Four years into Sony’s big PlayStation PC initiative, you’d think the novelty of launching one of its huge tentpole action games from my Steam library would’ve worn off by now, but I still get a kick out watching the publisher’s once-closely guarded exclusives emerge from their walled garden. Something about seeing Xbox button prompts on Kratos’ axe or fiddling with a full suite of graphical settings before I even select “New Game” brings Ragnarök down to earth, shedding a layer of artificial importance that platform owners like to muster.
Sometimes that works against Ragnarök, as playing it on the same platform where the most ambitious and unconventional videogames regularly blossom can highlight how safe and conventional the Sony blueprint has become. It also highlights how rarely we get accessible action games produced at such a high level of craft, scale, and beauty. Kratos and Atreus’ second lap around the realms isn’t as special or clean as the first, but Ragnarök is the kind of sequel that goes down smooth.
As does this PC port, for the most part. Jetpack Interactive, the same outfit that handled the great 2022 God of War port, is back for the sequel with more solid (but not flawless) work.Dreaming in 1080p
Considering Ragnarök also came out on PS4 and looked pretty close to its predecessor when I played it two years ago, I’m not too surprised that this port flies on my aging RTX 2080 Super. At 1080p, I’m consistently reaching 80-100 fps (depending on the size of the area) with everything set to High and DLSS on Quality.

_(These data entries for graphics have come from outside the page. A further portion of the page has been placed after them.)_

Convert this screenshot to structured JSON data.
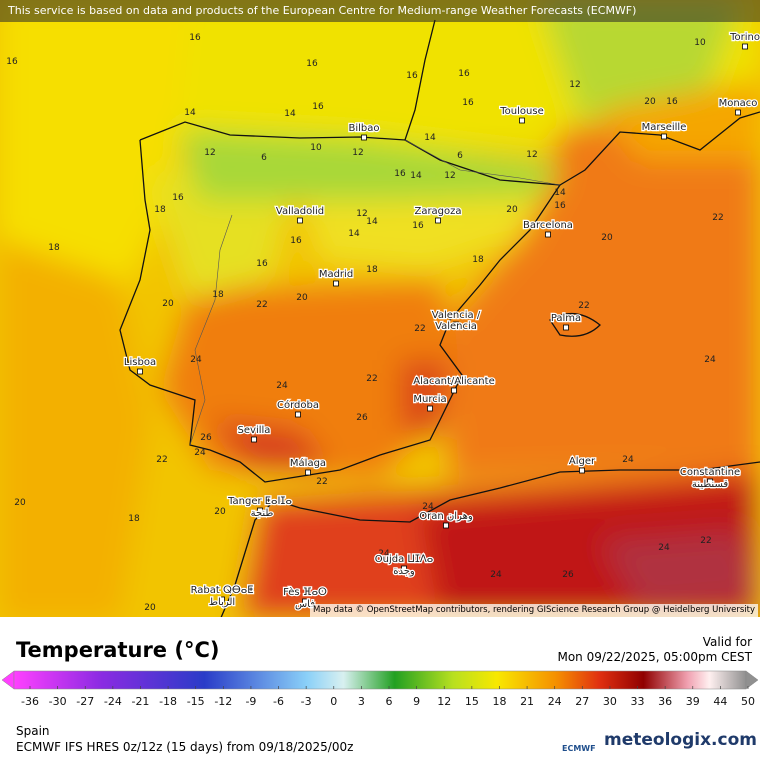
{
  "banner": "This service is based on data and products of the European Centre for Medium-range Weather Forecasts (ECMWF)",
  "attribution": "Map data © OpenStreetMap contributors, rendering GIScience Research Group @ Heidelberg University",
  "cities": [
    "Torino",
    "Monaco",
    "Marseille",
    "Toulouse",
    "Bilbao",
    "Valladolid",
    "Zaragoza",
    "Barcelona",
    "Madrid",
    "Valencia /",
    "Valencia",
    "Palma",
    "Lisboa",
    "Alacant/Alicante",
    "Murcia",
    "Córdoba",
    "Sevilla",
    "Málaga",
    "Alger",
    "Constantine",
    "قسنطينة",
    "Tanger ⵟⴰⵏⵊⴰ",
    "طنجة",
    "Oran وهران",
    "Oujda ⵡⵊⴷⴰ",
    "وجدة",
    "Rabat ⵕⴱⴰⵟ",
    "الرباط",
    "Fès ⴼⴰⵙ",
    "فاس"
  ],
  "isotherm_labels": [
    16,
    16,
    16,
    16,
    16,
    12,
    10,
    20,
    16,
    14,
    14,
    16,
    16,
    12,
    6,
    10,
    12,
    14,
    6,
    12,
    12,
    16,
    14,
    18,
    16,
    16,
    12,
    14,
    14,
    16,
    20,
    14,
    16,
    20,
    22,
    18,
    18,
    18,
    16,
    20,
    18,
    22,
    20,
    22,
    22,
    24,
    24,
    24,
    22,
    26,
    26,
    22,
    24,
    22,
    20,
    18,
    20,
    24,
    24,
    24,
    24,
    26,
    24,
    22,
    20
  ],
  "legend": {
    "title": "Temperature (°C)",
    "valid_label": "Valid for",
    "valid_time": "Mon 09/22/2025, 05:00pm CEST",
    "ticks": [
      -36,
      -30,
      -27,
      -24,
      -21,
      -18,
      -15,
      -12,
      -9,
      -6,
      -3,
      0,
      3,
      6,
      9,
      12,
      15,
      18,
      21,
      24,
      27,
      30,
      33,
      36,
      39,
      44,
      50
    ]
  },
  "footer": {
    "region": "Spain",
    "model": "ECMWF IFS HRES 0z/12z (15 days) from 09/18/2025/00z",
    "ecmwf_logo": "ECMWF",
    "site": "meteologix.com"
  }
}
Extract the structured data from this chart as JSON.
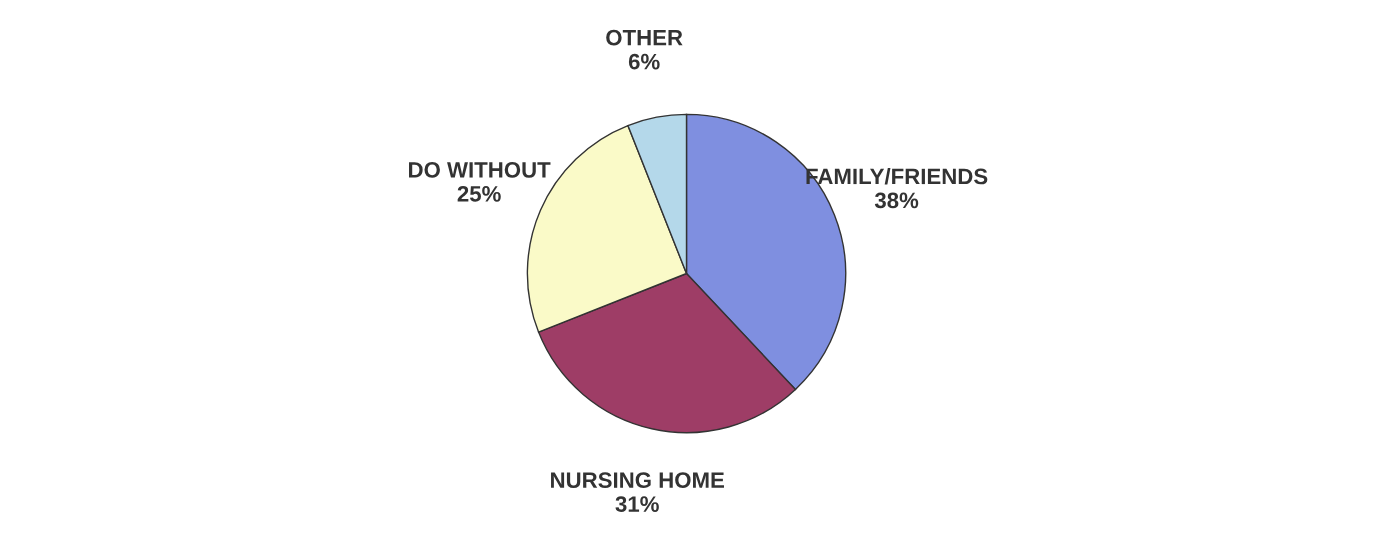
{
  "chart_data": {
    "type": "pie",
    "categories": [
      "FAMILY/FRIENDS",
      "NURSING HOME",
      "DO WITHOUT",
      "OTHER"
    ],
    "values": [
      38,
      31,
      25,
      6
    ],
    "value_labels": [
      "38%",
      "31%",
      "25%",
      "6%"
    ],
    "colors": [
      "#7f8fe0",
      "#9e3d66",
      "#fafac8",
      "#b4d8ea"
    ]
  }
}
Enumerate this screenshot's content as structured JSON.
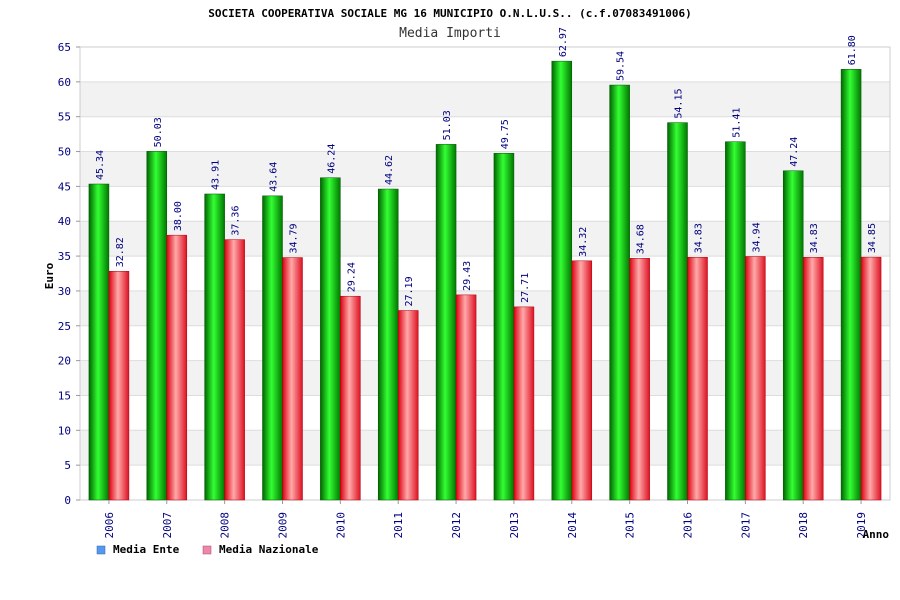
{
  "chart_data": {
    "type": "bar",
    "title": "SOCIETA COOPERATIVA SOCIALE MG 16 MUNICIPIO O.N.L.U.S.. (c.f.07083491006)",
    "subtitle": "Media Importi",
    "xlabel": "Anno",
    "ylabel": "Euro",
    "ylim": [
      0,
      65
    ],
    "yticks": [
      "0",
      "5",
      "10",
      "15",
      "20",
      "25",
      "30",
      "35",
      "40",
      "45",
      "50",
      "55",
      "60",
      "65"
    ],
    "categories": [
      "2006",
      "2007",
      "2008",
      "2009",
      "2010",
      "2011",
      "2012",
      "2013",
      "2014",
      "2015",
      "2016",
      "2017",
      "2018",
      "2019"
    ],
    "series": [
      {
        "name": "Media Ente",
        "values": [
          45.34,
          50.03,
          43.91,
          43.64,
          46.24,
          44.62,
          51.03,
          49.75,
          62.97,
          59.54,
          54.15,
          51.41,
          47.24,
          61.8
        ],
        "labels": [
          "45.34",
          "50.03",
          "43.91",
          "43.64",
          "46.24",
          "44.62",
          "51.03",
          "49.75",
          "62.97",
          "59.54",
          "54.15",
          "51.41",
          "47.24",
          "61.80"
        ],
        "color": "#00aa00"
      },
      {
        "name": "Media Nazionale",
        "values": [
          32.82,
          38.0,
          37.36,
          34.79,
          29.24,
          27.19,
          29.43,
          27.71,
          34.32,
          34.68,
          34.83,
          34.94,
          34.83,
          34.85
        ],
        "labels": [
          "32.82",
          "38.00",
          "37.36",
          "34.79",
          "29.24",
          "27.19",
          "29.43",
          "27.71",
          "34.32",
          "34.68",
          "34.83",
          "34.94",
          "34.83",
          "34.85"
        ],
        "color": "#ee2233"
      }
    ],
    "legend": [
      {
        "label": "Media Ente",
        "color": "#5599ee"
      },
      {
        "label": "Media Nazionale",
        "color": "#ee88aa"
      }
    ],
    "legend_position": "bottom-left",
    "grid": true,
    "colors": {
      "axis_text": "#000080",
      "band": "#f2f2f2"
    }
  }
}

In a lot of ways, Ragnarök is a dream game for the PC gaming majority that’s still rocking older hardware. That PS4 baseline means that you won’t find technical wizardry on the level of Black Myth: Wukong’s cloud effects, Alan Wake 2’s photoreal forests, or Star Wars Outlaws’ forcibly-raytraced lighting, but Ragnarök’s flexibility, otherworldly vistas, and detailed characters are their own showpieces.
This is the 1080p gamer’s sweet spot where reasonable hardware requirements meet art direction so strong that this two-year-old game that runs on 2013 hardware is more attractive on my machine than more technically sophisticated games. Still have a card that starts with “20” or ends with “60”? This one’s for you. For the first time in too long, I’m cranking every graphics setting up on a big-budget action game without sweating the frame rate. Sometimes an old game juiced to Ultra is just better than the latest hotness on an inconsistent Medium.
I’ve hit some annoying snags, though. Not every realm runs as effortlessly as the central region of Midgard. My framerate dipped significantly in the early trip to Svartalfheim, for instance, but things have been smoother in the other realms I’ve visited since.
One major pain point is the “Realm Between Realms”, that donut-shaped tree platform that Kratos jogs around every time you fast travel. Performance consistently tanks to 20-30 fps every single time I go here.